Scientists edge closer to developing safer and longer-lasting lithium-metal batteries
Lithium-metal expected to form the foundation of high-density energy storage of the future
Fresh research out of Arizona State University has pushed the institution closer to the development of lithium-metal batteries, which are widely regarded as the most promising candidates for high-density energy storage of the future.
Previously, studies into lithium-metal batteries had shown that they are held back by uncontrolled lithium dendrite growth, which results in poor recharging capability and safety hazards, tempering their potential.
Dendrites, which are needle-like growths that appear on the surface of lithium metal, are used as the anode, or negative electrode, of a battery. They induce unwanted side reactions that reduce energy density, and can cause shorting of the electrodes that can lead to fires or explosions if not integrated properly.

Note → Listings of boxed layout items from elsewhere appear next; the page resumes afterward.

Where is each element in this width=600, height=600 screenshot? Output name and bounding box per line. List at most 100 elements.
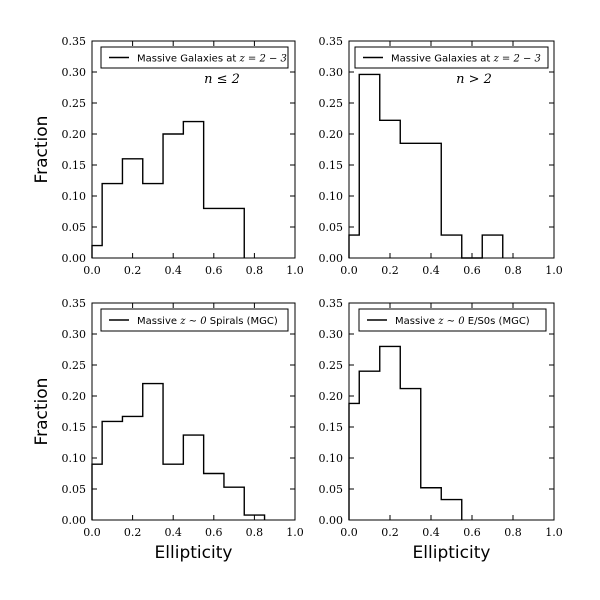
histogram-bin — [349, 235, 359, 258]
x-tick-label: 0.2 — [381, 526, 399, 539]
legend: Massive z ∼ 0 E/S0s (MGC) — [358, 308, 547, 332]
histogram-bin — [163, 464, 183, 520]
x-tick-label: 0.0 — [340, 526, 358, 539]
x-axis-title: Ellipticity — [155, 543, 233, 563]
x-tick-label: 0.4 — [422, 526, 440, 539]
legend-math: z = 2 − 3 — [238, 54, 286, 65]
y-tick-label: 0.30 — [62, 66, 87, 79]
legend-prefix: Massive Galaxies at — [137, 54, 239, 65]
y-tick-label: 0.20 — [319, 128, 344, 141]
histogram-bin — [380, 346, 401, 520]
y-tick-label: 0.05 — [319, 483, 344, 496]
histogram-bin — [163, 134, 183, 258]
y-tick-label: 0.10 — [62, 452, 87, 465]
y-tick-label: 0.25 — [319, 97, 344, 110]
x-tick-label: 0.4 — [164, 526, 182, 539]
histogram-bin — [204, 208, 224, 258]
histogram-bin — [143, 384, 163, 520]
x-tick-label: 0.8 — [246, 526, 264, 539]
x-tick-label: 0.2 — [381, 264, 399, 277]
y-tick-label: 0.20 — [62, 390, 87, 403]
y-tick-label: 0.05 — [319, 221, 344, 234]
histogram-bin — [204, 474, 224, 521]
x-tick-label: 1.0 — [545, 526, 563, 539]
x-tick-label: 0.2 — [124, 264, 142, 277]
histogram-bin — [122, 159, 142, 258]
histogram-bin — [143, 184, 163, 258]
x-tick-label: 0.6 — [463, 264, 481, 277]
x-tick-label: 1.0 — [286, 526, 304, 539]
y-tick-label: 0.00 — [319, 252, 344, 265]
y-tick-label: 0.05 — [62, 483, 87, 496]
legend-label: Massive z ∼ 0 Spirals (MGC) — [137, 316, 278, 327]
y-tick-label: 0.35 — [62, 297, 87, 310]
legend-suffix: Spirals (MGC) — [207, 316, 278, 327]
x-tick-label: 0.8 — [504, 526, 522, 539]
histogram-bin — [441, 235, 462, 258]
x-tick-label: 0.6 — [463, 526, 481, 539]
histogram-bin — [183, 122, 203, 258]
histogram-bin — [441, 500, 462, 520]
legend-label: Massive Galaxies at z = 2 − 3 — [137, 54, 287, 65]
histogram-bin — [224, 208, 244, 258]
histogram-bin — [92, 246, 102, 258]
x-tick-label: 0.6 — [205, 264, 223, 277]
axes-frame — [348, 302, 555, 521]
legend-math: z ∼ 0 — [179, 316, 207, 327]
histogram-bin — [359, 74, 380, 258]
x-axis-title: Ellipticity — [413, 543, 491, 563]
legend: Massive Galaxies at z = 2 − 3 — [100, 46, 289, 69]
y-tick-label: 0.15 — [319, 421, 344, 434]
histogram-bin — [359, 371, 380, 520]
x-tick-label: 0.0 — [340, 264, 358, 277]
y-axis-title: Fraction — [32, 116, 52, 184]
y-tick-label: 0.10 — [62, 190, 87, 203]
panel-bottom-left: 0.0 0.2 0.4 0.6 0.8 1.0 0.00 0.05 0.10 0.15 0.20 0.… — [32, 297, 304, 563]
histogram-bin — [482, 235, 503, 258]
histogram-step-line — [348, 73, 504, 259]
legend-math: z = 2 − 3 — [492, 54, 540, 65]
y-tick-label: 0.30 — [62, 328, 87, 341]
y-tick-label: 0.00 — [62, 514, 87, 527]
y-axis-title: Fraction — [32, 378, 52, 446]
legend: Massive Galaxies at z = 2 − 3 — [354, 46, 549, 69]
legend-box — [354, 46, 549, 69]
legend-label: Massive Galaxies at z = 2 − 3 — [391, 54, 541, 65]
y-tick-label: 0.10 — [319, 452, 344, 465]
y-tick-label: 0.35 — [319, 297, 344, 310]
x-tick-label: 0.8 — [504, 264, 522, 277]
x-tick-label: 0.6 — [205, 526, 223, 539]
x-tick-label: 1.0 — [545, 264, 563, 277]
sersic-annotation: n ≤ 2 — [204, 72, 240, 87]
x-tick-label: 0.2 — [124, 526, 142, 539]
histogram-bin — [122, 416, 142, 520]
legend: Massive z ∼ 0 Spirals (MGC) — [100, 308, 289, 332]
legend-prefix: Massive — [395, 316, 438, 327]
histogram-bin — [183, 435, 203, 520]
axes-frame — [348, 40, 555, 259]
y-tick-label: 0.35 — [62, 35, 87, 48]
legend-math: z ∼ 0 — [437, 316, 465, 327]
panel-bottom-right: 0.0 0.2 0.4 0.6 0.8 1.0 0.00 0.05 0.10 0.15 0.20 0.… — [319, 297, 563, 563]
histogram-bin — [92, 464, 102, 520]
legend-label: Massive z ∼ 0 E/S0s (MGC) — [395, 316, 530, 327]
x-tick-label: 0.0 — [83, 264, 101, 277]
x-tick-label: 0.0 — [83, 526, 101, 539]
y-tick-label: 0.25 — [319, 359, 344, 372]
y-tick-label: 0.00 — [62, 252, 87, 265]
legend-suffix: E/S0s (MGC) — [465, 316, 530, 327]
histogram-bin — [102, 421, 122, 520]
y-tick-label: 0.30 — [319, 328, 344, 341]
legend-prefix: Massive — [137, 316, 180, 327]
histogram-step-line — [348, 345, 463, 520]
y-tick-label: 0.10 — [319, 190, 344, 203]
histogram-bin — [380, 120, 401, 258]
y-tick-label: 0.25 — [62, 97, 87, 110]
x-tick-label: 0.4 — [164, 264, 182, 277]
y-tick-label: 0.20 — [319, 390, 344, 403]
y-tick-label: 0.35 — [319, 35, 344, 48]
histogram-bin — [224, 487, 244, 520]
y-tick-label: 0.30 — [319, 66, 344, 79]
histogram-bin — [421, 143, 442, 258]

However, the latest findings by the Arizona State University show that by involving a three-dimensional layer of Polydimethylsiloxane (PDMS), or silicone, as the substrate, lithium metal anode can mitigate dendrite formation and stands to both dramatically extend battery life and diminish safety risks.
According to the University's professor of School for Engineering of Matter, Transport and Energy, and lead on the research paper, Hanqing Jiang, the findings have relevance for both lithium-ion and lithium-air batteries, as well as implications for other metal-anode-based batteries.
"Almost all metals used as battery anodes tend to develop dendrites," explained Jiang. "For example, these findings have implications for zinc, sodium and aluminum batteries as well."
He added that he and his research team didn't approach the problem from a materials or electrochemical perspective, but instead looked for solutions as mechanical engineers.
"We already know that tiny tin needles or whiskers can protrude out of tin surfaces under stress, so by analogy we looked at the possibility of stress as a factor in lithium dendrite growth."
By combining with other lithium dendrite suppression methods, such as new electrolyte additives, the researchers found that the material has implications for making lithium-metal batteries a safe, high-density, long-term energy storage solution
"Potential applications range from personal electronic devices to powering electric cars for exceptionally longer periods to being the back-up electric supply for solar power grids," added Professor Ming Tang, a research team member at Rice University.
The paper has now been published in the Nature Energy journal.